Uptake of particulate vaccine adjuvants by dendritic cells activates the NALP3 inflammasome

Many currently used and candidate vaccine adjuvants are particulate in nature, but their mechanism of action is not well understood. Here, we show that particulate adjuvants, including biodegradable poly(lactide-co-glycolide) (PLG) and polystyrene microparticles, dramatically enhance secretion of interleukin-1 beta (IL-1 beta) by dendritic cells (DCs).

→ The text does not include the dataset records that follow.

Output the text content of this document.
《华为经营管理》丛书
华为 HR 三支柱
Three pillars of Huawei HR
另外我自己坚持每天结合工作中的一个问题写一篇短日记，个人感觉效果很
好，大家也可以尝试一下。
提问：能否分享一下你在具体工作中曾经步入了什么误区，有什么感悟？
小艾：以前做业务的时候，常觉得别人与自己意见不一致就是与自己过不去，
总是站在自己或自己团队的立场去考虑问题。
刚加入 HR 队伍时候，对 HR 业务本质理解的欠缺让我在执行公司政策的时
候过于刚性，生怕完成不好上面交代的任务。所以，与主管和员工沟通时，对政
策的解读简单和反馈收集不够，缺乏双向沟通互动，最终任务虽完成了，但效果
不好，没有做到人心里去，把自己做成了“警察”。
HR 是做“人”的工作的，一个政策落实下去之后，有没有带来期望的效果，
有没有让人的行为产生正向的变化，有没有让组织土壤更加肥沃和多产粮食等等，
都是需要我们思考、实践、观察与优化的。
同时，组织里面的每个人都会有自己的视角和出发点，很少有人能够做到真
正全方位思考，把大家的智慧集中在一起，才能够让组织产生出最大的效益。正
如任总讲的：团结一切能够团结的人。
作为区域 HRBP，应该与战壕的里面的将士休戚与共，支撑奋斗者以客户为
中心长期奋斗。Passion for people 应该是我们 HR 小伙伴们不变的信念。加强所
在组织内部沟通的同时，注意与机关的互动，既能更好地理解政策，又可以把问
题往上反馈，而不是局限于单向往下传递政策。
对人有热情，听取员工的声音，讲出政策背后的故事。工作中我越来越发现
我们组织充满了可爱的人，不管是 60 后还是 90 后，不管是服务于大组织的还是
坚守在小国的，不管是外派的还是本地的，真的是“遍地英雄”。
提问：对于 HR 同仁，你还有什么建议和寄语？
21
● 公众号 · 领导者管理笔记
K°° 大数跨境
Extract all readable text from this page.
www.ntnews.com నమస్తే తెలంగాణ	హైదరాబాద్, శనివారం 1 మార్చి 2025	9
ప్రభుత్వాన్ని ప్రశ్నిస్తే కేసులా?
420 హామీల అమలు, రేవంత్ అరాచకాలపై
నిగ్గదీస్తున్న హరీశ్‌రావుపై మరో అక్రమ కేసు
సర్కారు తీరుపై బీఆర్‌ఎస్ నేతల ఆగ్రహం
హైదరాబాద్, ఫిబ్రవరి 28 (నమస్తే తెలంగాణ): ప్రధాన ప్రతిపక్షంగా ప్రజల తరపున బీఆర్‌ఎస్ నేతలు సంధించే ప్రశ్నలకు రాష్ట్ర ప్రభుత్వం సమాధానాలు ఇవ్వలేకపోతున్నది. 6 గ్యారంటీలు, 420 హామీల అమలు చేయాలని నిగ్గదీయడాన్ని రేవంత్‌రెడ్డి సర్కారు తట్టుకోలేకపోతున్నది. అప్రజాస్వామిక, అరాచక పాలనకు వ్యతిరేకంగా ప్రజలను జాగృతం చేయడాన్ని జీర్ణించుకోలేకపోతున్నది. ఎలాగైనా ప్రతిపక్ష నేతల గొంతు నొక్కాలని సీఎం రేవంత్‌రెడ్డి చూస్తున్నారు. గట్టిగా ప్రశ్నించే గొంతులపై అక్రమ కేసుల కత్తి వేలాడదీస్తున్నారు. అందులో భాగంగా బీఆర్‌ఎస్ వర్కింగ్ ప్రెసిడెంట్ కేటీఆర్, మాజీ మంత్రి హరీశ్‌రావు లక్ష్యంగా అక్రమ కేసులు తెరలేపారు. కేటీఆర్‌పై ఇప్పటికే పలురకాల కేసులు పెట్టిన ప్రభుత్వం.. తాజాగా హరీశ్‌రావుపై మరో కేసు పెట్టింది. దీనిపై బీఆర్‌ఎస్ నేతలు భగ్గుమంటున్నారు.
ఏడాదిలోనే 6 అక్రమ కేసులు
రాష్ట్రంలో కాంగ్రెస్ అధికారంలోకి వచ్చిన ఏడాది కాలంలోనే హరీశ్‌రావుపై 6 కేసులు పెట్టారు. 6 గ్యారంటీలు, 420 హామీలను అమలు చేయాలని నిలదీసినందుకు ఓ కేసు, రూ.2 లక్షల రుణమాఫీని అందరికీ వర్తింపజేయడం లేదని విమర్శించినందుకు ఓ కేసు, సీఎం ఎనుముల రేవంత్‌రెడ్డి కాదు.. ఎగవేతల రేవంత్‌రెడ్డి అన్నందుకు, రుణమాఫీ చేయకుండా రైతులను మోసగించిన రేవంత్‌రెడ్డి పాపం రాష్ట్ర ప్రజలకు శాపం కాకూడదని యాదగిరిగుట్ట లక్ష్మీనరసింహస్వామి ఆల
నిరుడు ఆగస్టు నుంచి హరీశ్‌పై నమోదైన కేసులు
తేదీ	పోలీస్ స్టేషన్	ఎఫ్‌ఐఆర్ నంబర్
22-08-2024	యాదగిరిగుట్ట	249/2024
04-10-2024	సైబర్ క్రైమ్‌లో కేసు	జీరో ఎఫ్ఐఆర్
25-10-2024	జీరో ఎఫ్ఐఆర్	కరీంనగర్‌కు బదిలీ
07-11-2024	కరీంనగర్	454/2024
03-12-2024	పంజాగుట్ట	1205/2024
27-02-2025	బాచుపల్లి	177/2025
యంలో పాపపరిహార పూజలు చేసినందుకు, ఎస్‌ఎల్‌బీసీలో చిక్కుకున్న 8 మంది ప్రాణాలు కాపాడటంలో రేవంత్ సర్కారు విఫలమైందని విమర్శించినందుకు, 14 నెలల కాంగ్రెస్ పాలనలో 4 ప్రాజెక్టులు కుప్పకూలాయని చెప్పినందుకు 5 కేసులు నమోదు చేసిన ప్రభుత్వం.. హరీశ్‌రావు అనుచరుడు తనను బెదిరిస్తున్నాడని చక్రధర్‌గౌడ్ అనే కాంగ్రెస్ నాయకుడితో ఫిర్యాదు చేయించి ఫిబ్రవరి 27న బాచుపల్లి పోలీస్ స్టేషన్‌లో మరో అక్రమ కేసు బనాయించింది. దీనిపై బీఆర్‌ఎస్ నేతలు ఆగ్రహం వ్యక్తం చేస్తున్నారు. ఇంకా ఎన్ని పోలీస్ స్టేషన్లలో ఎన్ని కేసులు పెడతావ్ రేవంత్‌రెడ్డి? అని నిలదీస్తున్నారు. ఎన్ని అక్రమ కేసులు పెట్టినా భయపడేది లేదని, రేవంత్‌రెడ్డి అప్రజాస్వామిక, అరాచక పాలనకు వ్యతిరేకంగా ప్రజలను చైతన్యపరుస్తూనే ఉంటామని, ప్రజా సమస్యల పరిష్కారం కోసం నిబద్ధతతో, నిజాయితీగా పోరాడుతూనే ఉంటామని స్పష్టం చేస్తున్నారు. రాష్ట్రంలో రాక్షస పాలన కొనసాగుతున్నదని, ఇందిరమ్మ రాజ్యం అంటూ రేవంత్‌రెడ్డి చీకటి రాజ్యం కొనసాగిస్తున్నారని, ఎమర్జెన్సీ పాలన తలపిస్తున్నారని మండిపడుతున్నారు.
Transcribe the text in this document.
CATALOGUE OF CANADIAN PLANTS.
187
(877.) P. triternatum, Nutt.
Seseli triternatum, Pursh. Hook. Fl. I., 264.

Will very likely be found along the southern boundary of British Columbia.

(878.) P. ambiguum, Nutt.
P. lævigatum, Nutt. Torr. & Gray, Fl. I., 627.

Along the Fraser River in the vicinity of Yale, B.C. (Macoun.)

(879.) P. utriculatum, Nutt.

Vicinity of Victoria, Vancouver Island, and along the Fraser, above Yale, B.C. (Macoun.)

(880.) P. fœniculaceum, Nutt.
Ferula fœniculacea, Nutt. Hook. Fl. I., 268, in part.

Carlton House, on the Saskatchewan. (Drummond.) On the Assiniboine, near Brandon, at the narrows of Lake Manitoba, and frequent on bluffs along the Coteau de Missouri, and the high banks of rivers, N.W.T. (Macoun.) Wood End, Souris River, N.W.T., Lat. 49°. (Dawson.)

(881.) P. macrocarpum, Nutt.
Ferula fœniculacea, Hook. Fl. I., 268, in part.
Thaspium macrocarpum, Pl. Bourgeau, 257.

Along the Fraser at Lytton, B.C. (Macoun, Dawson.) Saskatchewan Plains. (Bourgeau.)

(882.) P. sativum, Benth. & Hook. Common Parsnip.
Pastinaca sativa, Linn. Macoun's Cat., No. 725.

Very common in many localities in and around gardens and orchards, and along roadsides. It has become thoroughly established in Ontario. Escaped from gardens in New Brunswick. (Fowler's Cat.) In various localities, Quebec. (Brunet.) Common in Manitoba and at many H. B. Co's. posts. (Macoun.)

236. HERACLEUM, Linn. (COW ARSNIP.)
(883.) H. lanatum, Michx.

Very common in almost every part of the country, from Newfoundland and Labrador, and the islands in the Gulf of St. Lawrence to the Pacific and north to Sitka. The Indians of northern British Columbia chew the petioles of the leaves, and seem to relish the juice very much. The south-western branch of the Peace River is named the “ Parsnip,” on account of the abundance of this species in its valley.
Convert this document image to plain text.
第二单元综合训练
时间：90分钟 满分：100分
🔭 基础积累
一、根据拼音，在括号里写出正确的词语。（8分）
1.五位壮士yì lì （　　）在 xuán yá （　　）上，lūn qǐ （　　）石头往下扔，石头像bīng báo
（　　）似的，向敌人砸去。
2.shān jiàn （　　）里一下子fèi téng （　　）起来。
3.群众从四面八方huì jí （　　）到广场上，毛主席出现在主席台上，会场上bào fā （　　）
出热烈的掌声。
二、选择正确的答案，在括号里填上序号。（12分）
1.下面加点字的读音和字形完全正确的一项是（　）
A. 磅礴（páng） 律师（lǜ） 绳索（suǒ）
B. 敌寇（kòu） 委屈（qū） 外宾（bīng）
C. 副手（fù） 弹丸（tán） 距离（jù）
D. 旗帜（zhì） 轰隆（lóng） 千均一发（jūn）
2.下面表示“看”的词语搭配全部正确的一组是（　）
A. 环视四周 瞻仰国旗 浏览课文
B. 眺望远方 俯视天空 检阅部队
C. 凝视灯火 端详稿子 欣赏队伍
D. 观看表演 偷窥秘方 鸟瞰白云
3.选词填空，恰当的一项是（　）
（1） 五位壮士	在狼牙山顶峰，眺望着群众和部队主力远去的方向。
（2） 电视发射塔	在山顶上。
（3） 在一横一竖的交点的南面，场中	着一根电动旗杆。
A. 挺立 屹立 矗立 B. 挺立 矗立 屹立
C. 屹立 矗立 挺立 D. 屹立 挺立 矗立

The ability of particulates to promote IL-1 beta secretion and caspase 1 activation required particle uptake by DCs and NALP3. Uptake of microparticles induced lysosomal damage, whereas particle-mediated enhancement of IL-1 beta secretion required phagosomal acidification and the lysosomal cysteine protease cathepsin B, suggesting a role for lysosomal damage in inflammasome activation. Although the presence of a Toll-like receptor (TLR) agonist was required to induce IL-1 beta production in vitro, injection of the adjuvants in the absence of TLR agonists induced IL-1 beta production at the injection site, indicating that endogenous factors can synergize with particulates to promote inflammasome activation. The enhancement of antigen-specific antibody production by PLG microparticles was independent of NALP3. However, the ability of PLG microparticles to promote antigen-specific IL-6 production by T cells and the recruitment and activation of a population of CD11b(+)Gr1(-) cells required NALP3. Our data demonstrate that uptake of microparticulate adjuvants by DCs activates the NALP3 inflammasome, and this contributes to their enhancing effects on innate and antigen-specific cellular immunity.